5. Distribution of app ratings
After having witnessed the market share for each category of apps, let's see how all these apps perform on an average. App ratings (on a scale of 1 to 5) impact the discoverability, conversion of apps as well as the company's overall brand image. Ratings are a key performance indicator of an app.
From our research, we found that the average volume of ratings across all app categories is 4.17
. The histogram plot is skewed to the left indicating that the majority of the apps are highly rated with only a few exceptions in the low-rated apps.
import plotly
import plotly.graph_objs as go
plotly.offline.init_notebook_mode(connected=True)
# Average rating of apps
avg_app_rating = apps['Rating'].mean()
print('Average app rating = ', avg_app_rating)

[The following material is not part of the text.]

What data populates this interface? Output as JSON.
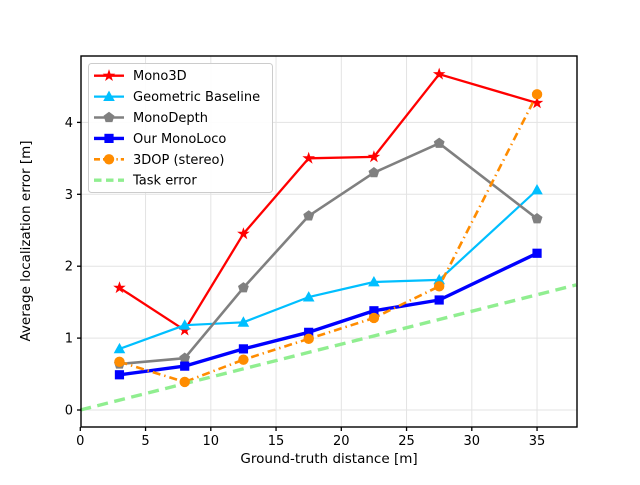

# Distribution of apps according to their ratings
data = [go.Histogram(
x = apps['Rating']
)]
# Vertical dashed line to indicate the average app rating
layout = {
'shapes': [{
'type': 'line',
'x0': avg_app_rating,
'y0': 0,
'x1': avg_app_rating,
'y1': 1000,
'line': {'dash': 'dashdot'}
}]
}
plotly.offline.iplot({'data': data, 'layout': layout})
Conclusion: The prevalence of high ratings suggests a market standard where quality is typically well-maintained.